AI-powered linter for scientific ML code. Detects methodology bugs such as data leakage, incorrect cross-validation, numerical instability, and reproducibility issues that produce plausible but wrong results. 66 detection patterns across 5 categories. Runs via local or institutional vLLM server, no cloud APIs.

These details have not been verified by PyPI

Project links

Project description

scicode-lint

AI-powered linter for ML code written for scientific applications. Catches methodology bugs that traditional linters miss: the kind that quietly invalidate your results.

Runs locally on your GPU or institutional cluster. No cloud APIs, your code stays private, no unexpected GenAI bills.

TL;DR

Local LLM linter for scientific ML code. Catches data leakage, missing seeds, numerical bugs. Runs on your GPU (16GB+ VRAM), code stays private.

pip install scicode-lint                  # Use with remote vLLM server
# or
pip install scicode-lint[vllm-server]     # Run vLLM locally (16GB+ GPU)

scicode-lint check train.py               # Scan for issues

The Problem

Traditional linters catch syntax errors and style issues. They can't catch methodology bugs: the kind where code runs, tests pass, and results are still wrong. Data leakage. Missing random seeds. Silent numerical errors.

And it's getting harder with AI coding tools. These tools are trained on public repositories full of methodology mistakes: Kaggle notebooks with data leakage, tutorials that skip random seeds, Stack Overflow answers with broken cross-validation. The bugs transfer seamlessly into your codebase.

Built for scientists applying ML - biology, chemistry, physics, neuroscience, engineering, and beyond. You're an expert in your domain; catching ML methodology bugs isn't your day job. This tool fills that gap.

What It Does

Scans Python scripts and Jupyter notebooks for 66 patterns across five categories:

ai-training (16 patterns): data leakage, PyTorch training modes, gradient management, DataLoader configuration
ai-inference (13 patterns): missing eval mode, missing no_grad, device mismatches, CUDA timing, JIT tracing
scientific-numerical (10 patterns): float comparison, dtype overflow, catastrophic cancellation
scientific-performance (11 patterns): loops vs vectorization, memory inefficiency
scientific-reproducibility (14 patterns): missing seeds, CUDA non-determinism, unsorted iteration, pickle versioning

It tells you what's wrong and why it matters.

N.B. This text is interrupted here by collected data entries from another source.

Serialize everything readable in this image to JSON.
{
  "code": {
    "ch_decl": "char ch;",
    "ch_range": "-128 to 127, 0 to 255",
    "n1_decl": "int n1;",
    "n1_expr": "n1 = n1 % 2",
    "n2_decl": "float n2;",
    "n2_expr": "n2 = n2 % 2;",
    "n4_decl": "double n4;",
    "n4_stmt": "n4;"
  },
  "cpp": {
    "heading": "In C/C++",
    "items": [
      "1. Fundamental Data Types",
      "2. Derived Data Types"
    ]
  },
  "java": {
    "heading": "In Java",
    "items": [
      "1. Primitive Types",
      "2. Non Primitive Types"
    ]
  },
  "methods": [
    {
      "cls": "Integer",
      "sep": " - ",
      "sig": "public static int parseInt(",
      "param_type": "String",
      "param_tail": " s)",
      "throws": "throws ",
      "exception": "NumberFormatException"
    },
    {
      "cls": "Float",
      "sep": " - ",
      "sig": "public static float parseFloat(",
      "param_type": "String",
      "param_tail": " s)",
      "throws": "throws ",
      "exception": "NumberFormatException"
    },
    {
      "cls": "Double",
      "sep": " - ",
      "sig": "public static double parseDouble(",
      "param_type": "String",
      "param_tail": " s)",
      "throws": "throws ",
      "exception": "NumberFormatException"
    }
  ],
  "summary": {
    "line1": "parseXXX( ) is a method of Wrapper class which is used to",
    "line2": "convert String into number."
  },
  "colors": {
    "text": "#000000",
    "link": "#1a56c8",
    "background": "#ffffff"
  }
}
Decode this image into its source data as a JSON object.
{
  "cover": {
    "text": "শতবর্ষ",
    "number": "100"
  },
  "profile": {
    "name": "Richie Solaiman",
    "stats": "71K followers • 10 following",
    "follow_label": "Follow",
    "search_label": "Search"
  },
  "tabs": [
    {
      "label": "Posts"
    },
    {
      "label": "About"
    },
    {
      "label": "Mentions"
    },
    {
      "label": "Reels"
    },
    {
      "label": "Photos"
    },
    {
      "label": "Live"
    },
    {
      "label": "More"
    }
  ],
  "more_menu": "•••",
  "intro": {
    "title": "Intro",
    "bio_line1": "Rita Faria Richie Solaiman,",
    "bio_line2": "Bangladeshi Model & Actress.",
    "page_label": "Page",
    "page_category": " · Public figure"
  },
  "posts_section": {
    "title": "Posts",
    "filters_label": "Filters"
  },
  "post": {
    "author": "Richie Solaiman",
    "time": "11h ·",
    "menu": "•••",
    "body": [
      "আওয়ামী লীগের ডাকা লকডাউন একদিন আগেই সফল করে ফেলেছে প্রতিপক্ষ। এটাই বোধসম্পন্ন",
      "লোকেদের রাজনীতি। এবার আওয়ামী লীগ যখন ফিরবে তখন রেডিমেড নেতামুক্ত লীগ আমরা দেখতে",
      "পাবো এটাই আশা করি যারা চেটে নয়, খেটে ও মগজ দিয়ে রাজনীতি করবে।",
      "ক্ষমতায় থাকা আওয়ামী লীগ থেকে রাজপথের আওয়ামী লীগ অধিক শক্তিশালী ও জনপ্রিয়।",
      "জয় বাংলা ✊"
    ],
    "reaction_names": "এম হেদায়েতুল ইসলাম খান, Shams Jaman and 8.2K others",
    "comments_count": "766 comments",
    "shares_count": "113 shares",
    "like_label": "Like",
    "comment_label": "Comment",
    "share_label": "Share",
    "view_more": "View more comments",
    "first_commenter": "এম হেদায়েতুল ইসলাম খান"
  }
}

No auto-fixes: you stay in control of your code.

Example Output

test_scaler.py — 1 issue found

🔴 CRITICAL [method fit_transform] ml-001: Issue detected
   Data leakage: scaler is fit on full data including test set.
   Model performance will be inflated. Use sklearn.pipeline.Pipeline
   so fitting happens inside each fold.

   Code: X_scaled = scaler.fit_transform(X)

Quick Start

Prerequisites

GPU with 16GB+ VRAM and native FP8 support (RTX 4060 Ti 16GB, RTX 4070+, RTX 4090, L4, etc.)
vLLM 0.17+ with RedHatAI/Qwen3-8B-FP8-dynamic (default model)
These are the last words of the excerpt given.